Se c’è una cosa che si intuisce subito della Wertz è il tono sferzante e ironico, nonché un tratto assolutamente caratteristico e personale, difficile da confondere con altri. L’autrice si presenta subito senza peli sulla lingua fin dall’introduzione e la curiosità collegata al titolo dell’opera: “l’idea che qualcuno peschi questo libro dallo scaffale, aspettandosi la nuova opera dell’élite letteraria di New York e si trovi invece un libro di battute e parolacce mi diverte profondamente“.
La stessa impronta tagliente ma anche autoironica si ha per tutto lo svolgersi delle storie: la Wertz non fa sconti al mondo, alle persone, ma neanche a sé stessa. Il suo è un raccontarsi poco filtrato e così spontaneo da renderla subito vicina al lettore; una figura quasi amica. Affronta le difficoltà nel lavoro, ma anche i momenti di autosabotaggio (in un modo in cui sappiamo fare un po’ tutti); nonché i suoi lunghi anni da alcolista. La sua attesa infinita è dopo tutto una continua ricerca di un proprio posto nel mondo, variando di volta in volta spazi, attività, persone a cui accompagnarsi.

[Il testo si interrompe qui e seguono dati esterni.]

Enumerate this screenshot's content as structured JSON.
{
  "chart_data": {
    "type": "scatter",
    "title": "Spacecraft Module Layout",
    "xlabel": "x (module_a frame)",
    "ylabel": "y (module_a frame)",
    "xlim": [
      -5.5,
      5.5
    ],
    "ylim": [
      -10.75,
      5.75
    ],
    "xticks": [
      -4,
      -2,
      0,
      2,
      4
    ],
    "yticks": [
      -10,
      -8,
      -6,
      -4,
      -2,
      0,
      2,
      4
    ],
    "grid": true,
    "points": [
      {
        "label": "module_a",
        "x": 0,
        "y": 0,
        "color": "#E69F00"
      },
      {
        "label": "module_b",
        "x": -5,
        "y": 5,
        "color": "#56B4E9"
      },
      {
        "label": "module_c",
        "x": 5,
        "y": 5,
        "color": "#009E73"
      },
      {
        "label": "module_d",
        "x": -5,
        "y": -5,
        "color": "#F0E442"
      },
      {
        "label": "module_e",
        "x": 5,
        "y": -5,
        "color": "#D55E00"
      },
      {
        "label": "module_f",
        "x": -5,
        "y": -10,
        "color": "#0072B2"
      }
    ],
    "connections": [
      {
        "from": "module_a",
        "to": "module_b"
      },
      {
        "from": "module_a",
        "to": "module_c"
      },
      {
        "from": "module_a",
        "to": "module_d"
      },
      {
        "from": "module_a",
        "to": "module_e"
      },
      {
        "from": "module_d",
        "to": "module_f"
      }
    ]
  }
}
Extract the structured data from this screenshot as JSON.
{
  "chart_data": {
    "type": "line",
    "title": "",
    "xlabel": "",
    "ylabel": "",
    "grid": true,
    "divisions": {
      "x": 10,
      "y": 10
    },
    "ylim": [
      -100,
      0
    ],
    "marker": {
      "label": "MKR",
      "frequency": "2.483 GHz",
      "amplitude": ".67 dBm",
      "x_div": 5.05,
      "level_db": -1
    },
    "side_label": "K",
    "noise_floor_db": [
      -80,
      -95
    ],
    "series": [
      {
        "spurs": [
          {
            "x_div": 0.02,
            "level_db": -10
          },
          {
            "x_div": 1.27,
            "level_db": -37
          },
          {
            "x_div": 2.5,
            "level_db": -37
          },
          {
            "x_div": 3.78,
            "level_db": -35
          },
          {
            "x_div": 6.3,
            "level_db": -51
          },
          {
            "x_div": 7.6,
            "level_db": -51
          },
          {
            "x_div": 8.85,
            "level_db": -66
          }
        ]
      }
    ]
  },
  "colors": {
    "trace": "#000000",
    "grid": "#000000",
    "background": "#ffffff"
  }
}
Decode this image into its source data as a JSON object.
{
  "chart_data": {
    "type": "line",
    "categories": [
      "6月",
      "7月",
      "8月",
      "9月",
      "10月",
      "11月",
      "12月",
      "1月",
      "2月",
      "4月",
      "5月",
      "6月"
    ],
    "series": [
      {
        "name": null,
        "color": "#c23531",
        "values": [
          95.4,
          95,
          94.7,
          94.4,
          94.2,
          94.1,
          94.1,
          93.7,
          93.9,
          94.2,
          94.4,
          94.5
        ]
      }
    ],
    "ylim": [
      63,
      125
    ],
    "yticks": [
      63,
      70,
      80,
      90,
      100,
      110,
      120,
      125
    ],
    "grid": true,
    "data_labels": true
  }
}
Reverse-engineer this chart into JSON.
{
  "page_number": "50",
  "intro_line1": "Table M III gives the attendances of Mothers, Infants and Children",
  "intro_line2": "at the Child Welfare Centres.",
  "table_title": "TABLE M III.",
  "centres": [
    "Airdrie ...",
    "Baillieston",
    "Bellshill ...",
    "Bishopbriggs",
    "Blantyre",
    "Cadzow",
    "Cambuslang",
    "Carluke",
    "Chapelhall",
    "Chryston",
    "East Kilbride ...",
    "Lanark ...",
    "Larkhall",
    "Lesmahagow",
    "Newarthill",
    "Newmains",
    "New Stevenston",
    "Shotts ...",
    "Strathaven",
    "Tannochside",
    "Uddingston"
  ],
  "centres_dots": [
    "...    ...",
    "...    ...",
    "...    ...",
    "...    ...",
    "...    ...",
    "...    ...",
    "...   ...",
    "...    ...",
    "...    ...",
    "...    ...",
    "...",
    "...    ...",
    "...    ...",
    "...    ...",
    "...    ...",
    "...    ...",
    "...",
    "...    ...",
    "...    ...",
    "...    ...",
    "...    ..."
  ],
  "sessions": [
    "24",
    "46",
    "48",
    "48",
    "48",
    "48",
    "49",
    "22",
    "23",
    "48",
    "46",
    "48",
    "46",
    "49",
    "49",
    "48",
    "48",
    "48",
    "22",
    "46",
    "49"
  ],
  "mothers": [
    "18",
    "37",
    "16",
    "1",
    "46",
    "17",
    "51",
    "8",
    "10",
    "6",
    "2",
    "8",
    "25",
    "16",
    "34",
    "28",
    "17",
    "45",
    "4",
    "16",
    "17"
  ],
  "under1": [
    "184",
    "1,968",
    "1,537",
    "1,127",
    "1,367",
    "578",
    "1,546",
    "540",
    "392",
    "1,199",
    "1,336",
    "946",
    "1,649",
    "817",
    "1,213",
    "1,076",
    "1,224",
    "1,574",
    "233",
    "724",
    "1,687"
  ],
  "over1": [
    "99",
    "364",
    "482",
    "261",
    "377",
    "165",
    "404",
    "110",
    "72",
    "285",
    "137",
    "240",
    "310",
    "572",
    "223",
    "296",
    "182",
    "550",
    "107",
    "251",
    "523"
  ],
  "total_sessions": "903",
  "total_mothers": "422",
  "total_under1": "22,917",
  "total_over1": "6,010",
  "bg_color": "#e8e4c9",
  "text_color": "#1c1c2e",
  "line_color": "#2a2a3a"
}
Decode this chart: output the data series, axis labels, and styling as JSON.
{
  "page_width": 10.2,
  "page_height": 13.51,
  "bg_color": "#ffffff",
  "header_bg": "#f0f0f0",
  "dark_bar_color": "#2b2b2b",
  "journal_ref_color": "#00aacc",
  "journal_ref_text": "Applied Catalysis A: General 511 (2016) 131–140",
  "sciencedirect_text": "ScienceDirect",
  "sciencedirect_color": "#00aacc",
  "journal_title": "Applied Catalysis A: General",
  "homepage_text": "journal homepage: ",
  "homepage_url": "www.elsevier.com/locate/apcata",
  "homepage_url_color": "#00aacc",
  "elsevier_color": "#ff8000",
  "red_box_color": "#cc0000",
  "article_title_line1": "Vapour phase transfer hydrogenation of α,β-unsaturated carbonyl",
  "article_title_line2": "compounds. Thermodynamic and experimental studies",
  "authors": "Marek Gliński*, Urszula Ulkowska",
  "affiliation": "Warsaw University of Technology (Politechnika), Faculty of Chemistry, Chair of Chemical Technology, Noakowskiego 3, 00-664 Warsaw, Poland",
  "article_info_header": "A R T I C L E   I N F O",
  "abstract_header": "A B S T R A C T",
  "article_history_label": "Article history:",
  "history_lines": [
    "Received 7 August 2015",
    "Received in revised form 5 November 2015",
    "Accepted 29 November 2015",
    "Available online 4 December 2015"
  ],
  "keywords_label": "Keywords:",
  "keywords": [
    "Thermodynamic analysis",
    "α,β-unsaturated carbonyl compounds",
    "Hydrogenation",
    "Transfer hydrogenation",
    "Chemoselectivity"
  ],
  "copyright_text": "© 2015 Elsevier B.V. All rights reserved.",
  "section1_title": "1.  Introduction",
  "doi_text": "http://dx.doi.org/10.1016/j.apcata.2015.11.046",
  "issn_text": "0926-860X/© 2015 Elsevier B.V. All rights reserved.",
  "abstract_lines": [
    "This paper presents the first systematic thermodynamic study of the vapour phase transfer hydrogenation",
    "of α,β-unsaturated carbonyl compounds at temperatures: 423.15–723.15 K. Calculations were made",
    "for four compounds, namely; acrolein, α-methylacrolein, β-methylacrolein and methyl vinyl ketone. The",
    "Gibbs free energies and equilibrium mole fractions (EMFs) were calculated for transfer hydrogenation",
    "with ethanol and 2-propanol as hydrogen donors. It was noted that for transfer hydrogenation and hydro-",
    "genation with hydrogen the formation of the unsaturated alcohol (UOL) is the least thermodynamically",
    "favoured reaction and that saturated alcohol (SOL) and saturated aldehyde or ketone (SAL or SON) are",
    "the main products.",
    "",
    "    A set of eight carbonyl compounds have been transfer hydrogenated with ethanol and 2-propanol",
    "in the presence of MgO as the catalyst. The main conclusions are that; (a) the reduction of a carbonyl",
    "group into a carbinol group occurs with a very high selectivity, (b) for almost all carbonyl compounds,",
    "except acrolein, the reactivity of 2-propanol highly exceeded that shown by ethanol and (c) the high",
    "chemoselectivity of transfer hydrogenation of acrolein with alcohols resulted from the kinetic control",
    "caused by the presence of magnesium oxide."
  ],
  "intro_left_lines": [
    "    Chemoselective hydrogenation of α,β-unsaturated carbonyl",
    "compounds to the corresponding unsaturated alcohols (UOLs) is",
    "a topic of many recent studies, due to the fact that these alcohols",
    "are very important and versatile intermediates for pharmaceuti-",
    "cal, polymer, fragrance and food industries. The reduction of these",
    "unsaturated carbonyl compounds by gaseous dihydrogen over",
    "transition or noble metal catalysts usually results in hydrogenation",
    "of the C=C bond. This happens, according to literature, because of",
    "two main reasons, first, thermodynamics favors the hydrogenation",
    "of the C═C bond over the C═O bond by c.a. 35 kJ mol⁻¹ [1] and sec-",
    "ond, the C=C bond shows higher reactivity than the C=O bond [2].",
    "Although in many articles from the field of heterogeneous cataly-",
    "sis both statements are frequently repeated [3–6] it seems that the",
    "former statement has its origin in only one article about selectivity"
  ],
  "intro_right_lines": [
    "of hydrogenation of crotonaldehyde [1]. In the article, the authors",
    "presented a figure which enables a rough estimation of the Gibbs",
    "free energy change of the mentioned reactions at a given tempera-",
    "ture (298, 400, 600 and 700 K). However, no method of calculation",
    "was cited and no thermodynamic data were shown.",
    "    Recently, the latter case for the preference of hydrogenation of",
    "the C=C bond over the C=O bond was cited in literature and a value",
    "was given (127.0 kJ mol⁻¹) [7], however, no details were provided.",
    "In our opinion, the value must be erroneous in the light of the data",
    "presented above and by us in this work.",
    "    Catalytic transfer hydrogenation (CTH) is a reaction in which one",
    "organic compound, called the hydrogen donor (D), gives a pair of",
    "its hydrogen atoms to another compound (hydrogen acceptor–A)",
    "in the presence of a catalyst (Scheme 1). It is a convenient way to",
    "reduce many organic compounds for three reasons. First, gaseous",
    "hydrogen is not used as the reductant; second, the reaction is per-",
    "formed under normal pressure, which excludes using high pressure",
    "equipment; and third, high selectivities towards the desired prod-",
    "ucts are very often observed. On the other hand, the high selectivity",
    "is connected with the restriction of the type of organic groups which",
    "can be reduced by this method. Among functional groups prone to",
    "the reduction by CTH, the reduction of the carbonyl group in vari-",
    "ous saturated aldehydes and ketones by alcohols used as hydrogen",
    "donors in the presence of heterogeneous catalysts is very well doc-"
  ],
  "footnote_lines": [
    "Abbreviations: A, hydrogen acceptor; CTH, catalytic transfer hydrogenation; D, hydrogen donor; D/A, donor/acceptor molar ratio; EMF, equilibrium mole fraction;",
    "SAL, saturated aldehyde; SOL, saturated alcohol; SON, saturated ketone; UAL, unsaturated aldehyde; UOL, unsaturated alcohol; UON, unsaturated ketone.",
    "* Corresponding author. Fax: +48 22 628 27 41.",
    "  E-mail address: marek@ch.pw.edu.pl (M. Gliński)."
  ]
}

Un occhio sulla realtà che richiama un po’ il nostro Zerocalcare, per quella tristezza esagerata, ma in fondo anche essenzialmente ottimista, e i personaggi esagerati, caricaturali: quelli che in Zerocalcare prendono forma zoomorfa e qui emergono un po’ come delle macchiette. Si ride e ci si riconosce: i disagi di Julia Wertz sono quelli di una generazione – è impossibile non immedisimarsi in almeno una delle sue battute; eppure siamo ben lontani da un’opera che si ripromette solo di far ridere: The Infinite Wait resta infatti un viaggio molto intimo nella sfera personale dell’autrice, che con coraggio si svela ai lettori. Il racconto centrale rivela tutte le debolezze della malattie, le difficoltà della diagnosi fino al processo di accettazione del dover convivere per sempre con una malattia che non si è in grado di assopire del tutto. Si tocca con mano il ruolo cardine dei legami familiari, speciali nella loro imperfezione, e anche un profondo amore per la lettura prima e per il mondo del fumetto poi. Anche i due racconti più lunghi, pur partendo da tempi e nuclei narrativi diversi, conducono a un’unica meta: il fumetto. Paradossalmente nel primo vediamo gli sviluppi pratici del suo talento, nel secondo la scoperta di esso, anche grazie alla costrizione al riposo data dalla malattia; in una parabola a ritroso che dalle prime soddisfazioni come autrice ci conduce alla prima scintilla, tra gli scaffali carichi di libri da prendere in prestito.